US & Canada

Trump's order on abortion policy: What does it mean?

US President Donald Trump signing executive orders in the Oval Office Image copyright AFP
Image caption US President Donald Trump signing the abortion-related order in the Oval Office

A group of men standing around a desk: it is not the typical image that goes viral online.

The photograph in question was taken on US President Donald Trump's first day in the Oval Office on Monday, when he signed a ban on federal money going to international groups that perform or provide information on abortions.

"Men making decisions about women's bodies" was a much-repeated phrase on Twitter, as it was shared hundreds of thousands of times, including by author JK Rowling.

The concern over lack of women at the table comes as Mr Trump's cabinet attracts attention for the high proportion of white, male nominations.

And while some people welcomed the move on abortion, others on social media expressed alarm and confusion over what its impact could be.

Viral images and headlines do not always tell the whole story. So here is an at-a-glance look at what President Trump's executive order means.

Is this a step towards banning abortion in the US?

Not in itself. This particular executive order is relevant outside of US borders.

The policy requires non-governmental organisations receiving federal funding to agree to "neither perform nor actively promote abortion as a method of family planning in other nations".

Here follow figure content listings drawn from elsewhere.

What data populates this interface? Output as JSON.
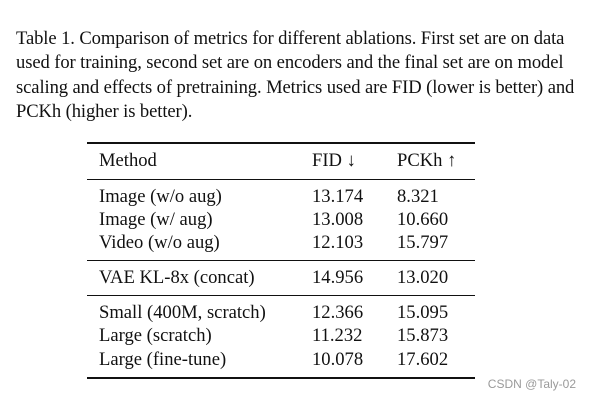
{
  "caption": "Table 1. Comparison of metrics for different ablations. First set are on data used for training, second set are on encoders and the final set are on model scaling and effects of pretraining. Metrics used are FID (lower is better) and PCKh (higher is better).",
  "table": {
    "headers": [
      "Method",
      "FID ↓",
      "PCKh ↑"
    ],
    "groups": [
      [
        [
          "Image (w/o aug)",
          "13.174",
          "8.321"
        ],
        [
          "Image (w/ aug)",
          "13.008",
          "10.660"
        ],
        [
          "Video (w/o aug)",
          "12.103",
          "15.797"
        ]
      ],
      [
        [
          "VAE KL-8x (concat)",
          "14.956",
          "13.020"
        ]
      ],
      [
        [
          "Small (400M, scratch)",
          "12.366",
          "15.095"
        ],
        [
          "Large (scratch)",
          "11.232",
          "15.873"
        ],
        [
          "Large (fine-tune)",
          "10.078",
          "17.602"
        ]
      ]
    ]
  },
  "watermark": "CSDN @Taly-02"
}
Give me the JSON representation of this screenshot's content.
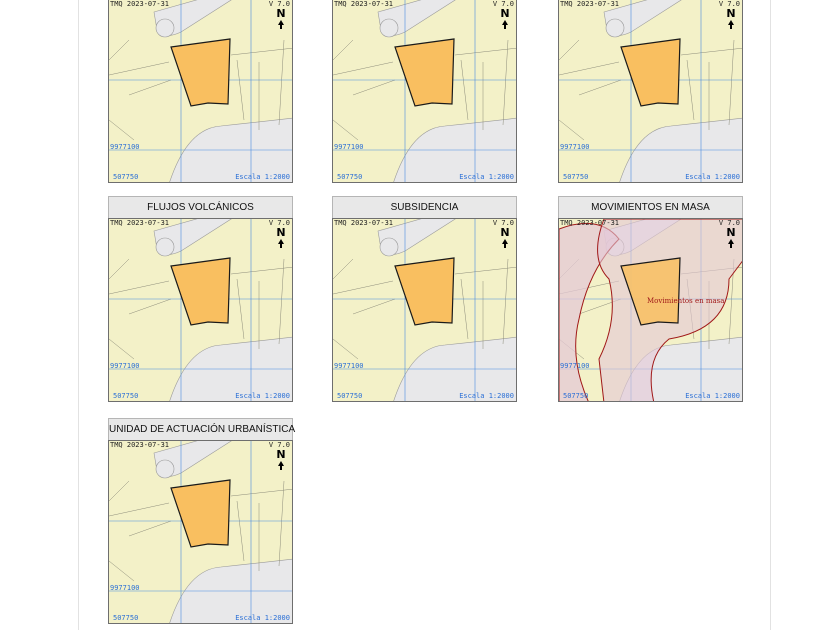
{
  "panels": [
    {
      "title": "",
      "has_title": false,
      "overlay": false
    },
    {
      "title": "",
      "has_title": false,
      "overlay": false
    },
    {
      "title": "",
      "has_title": false,
      "overlay": false
    },
    {
      "title": "FLUJOS VOLCÁNICOS",
      "has_title": true,
      "overlay": false
    },
    {
      "title": "SUBSIDENCIA",
      "has_title": true,
      "overlay": false
    },
    {
      "title": "MOVIMIENTOS EN MASA",
      "has_title": true,
      "overlay": true,
      "overlay_label": "Movimientos en masa"
    },
    {
      "title": "UNIDAD DE ACTUACIÓN URBANÍSTICA",
      "has_title": true,
      "overlay": false
    }
  ],
  "map_labels": {
    "system": "TMQ",
    "date": "2023-07-31",
    "version": "V 7.0",
    "north": "N",
    "y_coord": "9977100",
    "x_coord": "507750",
    "scale": "Escala 1:2000"
  },
  "colors": {
    "map_background": "#f3f1c8",
    "parcel_fill": "#f9bf60",
    "road_fill": "#e8e8ea",
    "grid": "#4a8be0",
    "hazard_outline": "#a01818",
    "hazard_fill": "#e4c8d6"
  }
}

This particularly worries women's rights campaigners in developing countries, where funds or facilities are already limited.

Image copyright AFP
Image caption Anti-abortion activists at a rally outside the Supreme Court in Washington last year

Although this policy does not directly affect services in the US, Mr Trump has said he supports an abortion ban at home.

His signing of this order as one of his first executive actions indicates he still sees the issue as a priority.

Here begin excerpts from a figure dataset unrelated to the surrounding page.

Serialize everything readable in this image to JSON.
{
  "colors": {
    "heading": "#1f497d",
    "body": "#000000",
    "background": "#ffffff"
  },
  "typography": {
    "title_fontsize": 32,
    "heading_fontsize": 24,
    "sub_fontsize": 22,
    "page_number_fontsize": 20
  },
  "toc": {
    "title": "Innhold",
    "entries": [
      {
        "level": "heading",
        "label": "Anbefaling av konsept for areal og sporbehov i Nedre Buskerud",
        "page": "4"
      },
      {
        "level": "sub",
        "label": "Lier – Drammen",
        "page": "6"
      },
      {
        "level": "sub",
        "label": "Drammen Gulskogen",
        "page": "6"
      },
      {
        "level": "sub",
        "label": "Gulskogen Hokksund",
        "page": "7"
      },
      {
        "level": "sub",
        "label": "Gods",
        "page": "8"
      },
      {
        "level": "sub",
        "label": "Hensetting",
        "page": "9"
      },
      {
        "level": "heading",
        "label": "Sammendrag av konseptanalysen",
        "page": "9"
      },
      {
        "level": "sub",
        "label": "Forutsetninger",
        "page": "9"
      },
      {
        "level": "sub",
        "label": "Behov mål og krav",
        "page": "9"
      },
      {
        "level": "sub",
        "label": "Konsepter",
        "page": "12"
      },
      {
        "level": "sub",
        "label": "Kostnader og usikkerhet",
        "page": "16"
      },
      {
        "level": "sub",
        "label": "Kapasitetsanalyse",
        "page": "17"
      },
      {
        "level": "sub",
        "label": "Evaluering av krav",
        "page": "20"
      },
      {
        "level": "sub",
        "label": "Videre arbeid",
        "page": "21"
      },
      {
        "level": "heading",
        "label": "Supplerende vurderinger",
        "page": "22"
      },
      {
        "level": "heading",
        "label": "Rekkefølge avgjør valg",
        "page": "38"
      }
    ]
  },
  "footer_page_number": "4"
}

Is President Trump the first to introduce a ban on foreign funding?

Republicans and Democrats have been involved in a political tug-of-war over the issue for decades.

Republican President Ronald Reagan first created the Mexico City Policy in 1984, stopping funding for international groups which perform or provide information on abortions.

But Democrats later rescinded it under the Clinton administration.

Image copyright Reuters
Image caption An abortion-rights campaigner in Chicago, protesting after President Trump's election win

It was reinstated when President George W Bush took over in 2001 and overturned again by President Barack Obama in 2009. And now it is back.

What has all this got to do with Mexico City?

The order's official name is the Mexico City Policy because President Reagan first implemented it at a United Nations population conference in Mexico City.

And why is it sometimes nicknamed the 'global gag law'?

Critics of the policy say organisations working around the world feel censored by it because they cannot offer women full advice on family planning.

If they flout the rules, they lose funding which, in some cases, could threaten certain projects or the whole organisation.

However, pro-life groups have welcomed the new administration's swift move.

"President Trump's immediate action to promote respect for all human life, including vulnerable unborn children abroad, as well as conscience rights, sends a strong signal about his administration's pro-life priorities," said Marjorie Dannenfelser, president of US pro-life organisation Susan Anthony List.

Is it unusual to have so many men at the table?

No. Like many governmental decisions, the rules on abortion are often determined by male officials.

Many on social media were quick to point out that the 1973 Roe v. Wade ruling - seen as a landmark case for abortion rights in the US - was delivered by an all-male Supreme Court.

The Roe v Wade decision says abortion is legal until a foetus is viable, typically between 22 and 24 weeks.

What are Mr Trump's views on abortion?

The new US president has previously changed his mind on the issue. He has gone from being pro-choice in 1999 to being against abortion today, although he says he would allow exceptions such as in the case of rape or incest.

On the presidential campaign trail, he said he believed "some form of punishment" should be in place for women who have abortions, if the practice is banned.

Media captionDonald Trump shifts again on abortion

But, after strong criticism, he released a statement saying that only the doctor or practitioner should be punished, not the woman.

In an interview with CBS News, Mr Trump said: "The laws are set. And I think we have to leave it that way."

He refused to say whether he believed abortion was murder, but he later conceded that he could not disagree with the statement.